The most wealthy tech executives are wondering where to put their doomsday bunkers in response to some human or human-initiated catastrophe. Instead, why not take those resources to make humanity something that you don’t have to escape from. This was a fantastic talk that I’ve bookmarked for watching again.

Management

How many reports should a manager have? (via Software Lead Weekly)

This author suggests about seven. Any more and the overhead of communication gets to be too much. There’s a balance between wanting to minimize bureaucracy (the “iceberg of ignorance” where top management is too far from the line workers) and having things too flat where one person has dozens of direct reports.

Process

Why so quick to scrap scrappy? (via The Software Mentor)

Every company wants to “grow up” so they can be taken seriously. The downside is that some things are easier when you’re small (and scrappy). Once you get big enough, your skills of how to do things on a small scale atrophy.

The Growing Business of Helping Customers Slow Down (via Harvard Business Review)

Technological advancement and social change accelerates life and the pace of business, leaving most of us feeling there isn’t enough time. Practices of slowing down and disconnecting from tech are become more popular — embodied deceleration (deliberately doing something slower such as walking instead of driving), technological deceleration (using technology deliberately instead of by default), and episodic deceleration (only engaging in a few activities per day to reduce the amount of consumption choices). Businesses can use these too — giving people more places to sit while shopping, and having areas that are specifically “Wi-Fi free.”

How to Overcome Your Fear of Failure (via Harvard Business Review)

  1. Redefine failure — instead of “failure = I don’t get the job I’m interviewing for”, how about “not being able to answer a single question in the interview”
  2. Set approach goals instead of avoidance goals — avoidance goals are what you don’t want to happen (negative mindset), approach goals are what you want to happen
  3. Create a “fear list” — from Tim Ferris, define a worst-case scenario, what you can do to prevent it, and how you would handle it should it occur.
  4. Focus on learning — even if you don’t succeed, you’ll likely learn something

The Case for the 6-Hour Workday (via Harvard Business Review)

Modern work is fraught with things that take us out of the flow state. Think about what you can do (for yourself or your team)… prioritize with goals, cut tasks that don’t add value, automate if possible, delegate, test what’s working and experiment with new things, just start.

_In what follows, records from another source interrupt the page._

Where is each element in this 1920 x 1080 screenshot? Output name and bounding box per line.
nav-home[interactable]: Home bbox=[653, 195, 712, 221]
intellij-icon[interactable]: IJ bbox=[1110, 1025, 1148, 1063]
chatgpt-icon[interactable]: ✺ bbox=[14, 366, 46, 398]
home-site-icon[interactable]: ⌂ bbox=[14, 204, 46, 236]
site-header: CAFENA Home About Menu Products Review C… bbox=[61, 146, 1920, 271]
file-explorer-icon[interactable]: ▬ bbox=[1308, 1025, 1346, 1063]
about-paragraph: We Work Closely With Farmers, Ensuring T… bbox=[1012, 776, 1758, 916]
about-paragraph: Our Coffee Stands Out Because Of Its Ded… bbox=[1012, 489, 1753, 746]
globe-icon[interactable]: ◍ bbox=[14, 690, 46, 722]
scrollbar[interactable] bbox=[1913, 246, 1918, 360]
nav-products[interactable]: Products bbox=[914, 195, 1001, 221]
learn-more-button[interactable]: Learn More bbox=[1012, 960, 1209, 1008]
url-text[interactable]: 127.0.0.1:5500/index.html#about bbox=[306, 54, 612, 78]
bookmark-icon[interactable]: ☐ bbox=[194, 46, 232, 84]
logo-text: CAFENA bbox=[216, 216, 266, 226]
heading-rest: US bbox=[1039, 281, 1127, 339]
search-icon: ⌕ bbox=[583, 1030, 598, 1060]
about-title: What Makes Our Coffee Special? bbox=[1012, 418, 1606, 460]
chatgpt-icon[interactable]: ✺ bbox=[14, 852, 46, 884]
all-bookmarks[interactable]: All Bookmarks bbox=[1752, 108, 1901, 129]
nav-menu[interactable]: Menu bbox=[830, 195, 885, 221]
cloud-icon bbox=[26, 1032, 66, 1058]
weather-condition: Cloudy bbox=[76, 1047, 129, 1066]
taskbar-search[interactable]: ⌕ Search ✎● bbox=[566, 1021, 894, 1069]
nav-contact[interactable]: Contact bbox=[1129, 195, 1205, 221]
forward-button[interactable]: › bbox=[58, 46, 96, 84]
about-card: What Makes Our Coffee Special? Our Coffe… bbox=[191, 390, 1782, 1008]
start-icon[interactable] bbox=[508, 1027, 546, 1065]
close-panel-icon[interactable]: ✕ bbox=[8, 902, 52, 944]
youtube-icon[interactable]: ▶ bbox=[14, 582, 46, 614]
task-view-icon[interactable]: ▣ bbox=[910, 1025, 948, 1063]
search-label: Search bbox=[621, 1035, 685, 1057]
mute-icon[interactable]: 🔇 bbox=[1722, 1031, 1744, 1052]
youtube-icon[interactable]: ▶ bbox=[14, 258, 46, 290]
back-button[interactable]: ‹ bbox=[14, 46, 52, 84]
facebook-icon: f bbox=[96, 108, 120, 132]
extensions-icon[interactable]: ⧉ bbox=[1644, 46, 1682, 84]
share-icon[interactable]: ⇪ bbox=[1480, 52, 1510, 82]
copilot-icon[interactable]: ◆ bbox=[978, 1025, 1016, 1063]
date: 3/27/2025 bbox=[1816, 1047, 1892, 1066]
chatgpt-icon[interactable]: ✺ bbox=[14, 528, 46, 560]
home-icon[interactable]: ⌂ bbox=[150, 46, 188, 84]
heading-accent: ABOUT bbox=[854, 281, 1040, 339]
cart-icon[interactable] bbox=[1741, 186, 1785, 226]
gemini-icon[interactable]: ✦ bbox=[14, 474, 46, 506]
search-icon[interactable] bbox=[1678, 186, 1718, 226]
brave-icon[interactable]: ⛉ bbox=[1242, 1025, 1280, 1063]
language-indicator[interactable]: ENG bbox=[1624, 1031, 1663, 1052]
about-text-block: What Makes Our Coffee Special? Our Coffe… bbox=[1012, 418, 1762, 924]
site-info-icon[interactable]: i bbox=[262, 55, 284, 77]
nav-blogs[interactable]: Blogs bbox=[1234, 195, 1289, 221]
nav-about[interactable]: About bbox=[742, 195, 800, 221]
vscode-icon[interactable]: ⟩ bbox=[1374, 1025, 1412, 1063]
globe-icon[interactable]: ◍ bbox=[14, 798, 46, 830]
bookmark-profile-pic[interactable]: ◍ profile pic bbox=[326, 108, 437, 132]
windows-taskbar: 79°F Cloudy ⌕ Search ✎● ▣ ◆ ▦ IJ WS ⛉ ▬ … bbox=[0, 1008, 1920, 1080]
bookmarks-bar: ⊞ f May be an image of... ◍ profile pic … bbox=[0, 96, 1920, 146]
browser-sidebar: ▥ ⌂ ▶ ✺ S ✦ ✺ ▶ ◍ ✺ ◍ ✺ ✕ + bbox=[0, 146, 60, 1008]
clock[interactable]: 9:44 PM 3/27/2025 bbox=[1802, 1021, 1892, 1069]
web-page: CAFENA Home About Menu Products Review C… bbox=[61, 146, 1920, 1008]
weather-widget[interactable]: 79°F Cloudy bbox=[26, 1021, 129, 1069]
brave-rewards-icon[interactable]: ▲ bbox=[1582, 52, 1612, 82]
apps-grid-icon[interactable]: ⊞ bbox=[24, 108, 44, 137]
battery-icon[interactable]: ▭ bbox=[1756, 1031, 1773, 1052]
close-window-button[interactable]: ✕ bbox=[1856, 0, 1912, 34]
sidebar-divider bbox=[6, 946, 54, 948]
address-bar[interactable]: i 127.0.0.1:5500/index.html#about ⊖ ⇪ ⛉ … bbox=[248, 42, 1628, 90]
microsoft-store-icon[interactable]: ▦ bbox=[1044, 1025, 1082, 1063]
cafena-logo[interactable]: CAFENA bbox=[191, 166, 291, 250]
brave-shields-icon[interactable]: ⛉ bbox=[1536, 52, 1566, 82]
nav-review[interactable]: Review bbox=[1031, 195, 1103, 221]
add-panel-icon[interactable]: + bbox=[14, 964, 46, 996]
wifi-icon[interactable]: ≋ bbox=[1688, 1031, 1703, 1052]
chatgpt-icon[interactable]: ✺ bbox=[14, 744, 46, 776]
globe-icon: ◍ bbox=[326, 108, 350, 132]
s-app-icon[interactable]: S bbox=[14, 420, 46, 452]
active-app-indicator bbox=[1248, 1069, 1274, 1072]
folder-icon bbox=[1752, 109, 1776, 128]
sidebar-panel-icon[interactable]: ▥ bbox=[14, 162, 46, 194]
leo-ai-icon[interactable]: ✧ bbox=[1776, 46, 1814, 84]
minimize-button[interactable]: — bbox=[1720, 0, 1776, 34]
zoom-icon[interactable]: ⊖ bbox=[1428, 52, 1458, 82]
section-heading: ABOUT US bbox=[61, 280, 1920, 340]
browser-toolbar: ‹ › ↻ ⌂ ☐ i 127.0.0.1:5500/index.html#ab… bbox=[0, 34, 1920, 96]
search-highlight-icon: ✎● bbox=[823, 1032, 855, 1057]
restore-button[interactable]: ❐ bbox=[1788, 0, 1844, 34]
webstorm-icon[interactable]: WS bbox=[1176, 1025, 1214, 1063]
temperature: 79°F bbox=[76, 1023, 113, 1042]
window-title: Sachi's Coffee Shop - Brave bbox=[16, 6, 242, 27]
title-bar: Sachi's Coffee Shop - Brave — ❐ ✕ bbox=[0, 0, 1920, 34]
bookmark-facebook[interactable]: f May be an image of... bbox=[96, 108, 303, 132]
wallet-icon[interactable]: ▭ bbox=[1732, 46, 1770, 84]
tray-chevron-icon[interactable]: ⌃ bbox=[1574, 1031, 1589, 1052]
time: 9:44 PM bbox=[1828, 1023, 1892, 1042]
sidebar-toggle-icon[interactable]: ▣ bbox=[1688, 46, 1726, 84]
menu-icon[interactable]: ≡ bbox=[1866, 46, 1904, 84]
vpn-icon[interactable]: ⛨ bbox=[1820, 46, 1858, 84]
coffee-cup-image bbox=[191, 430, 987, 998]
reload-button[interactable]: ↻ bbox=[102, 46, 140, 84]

How Timeboxing Works and Why It Will Make You More Productive (via Harvard Business Review)

To-do lists have several issues… too many choices, we prefer simpler tasks, we rarely work on important-but-not-urgent tasks, no context of time available, no commitment devices to keep us honest. Timeboxing has some advtanges… 1) you know when you’ll work on it because it’s on your calendar, 2) you typically share your calendar with your team, 3) your calendar is a record of what you’ve done, 4) you pick when you’re going to work on it, 5) it helps fight Parkinson’s Law by making the amount of time known/finite.

Software development

Reluctant Gatekeeping: The Problem with Full Stack (via The Software Mentor)

If you put one person in charge of the whole stack, they’re more likely to be weak in some areas. There’s also some gender bias in CSS, almost treating it as “not really coding.”

Scrum Sprint Planning Checklist (via Steve Stamm)

I like that this article starts with, “But Agile isn’t about process, so why do you need a checklist?!” The list has quite a selection of useful things for you and your team to consider if you’re using sprints.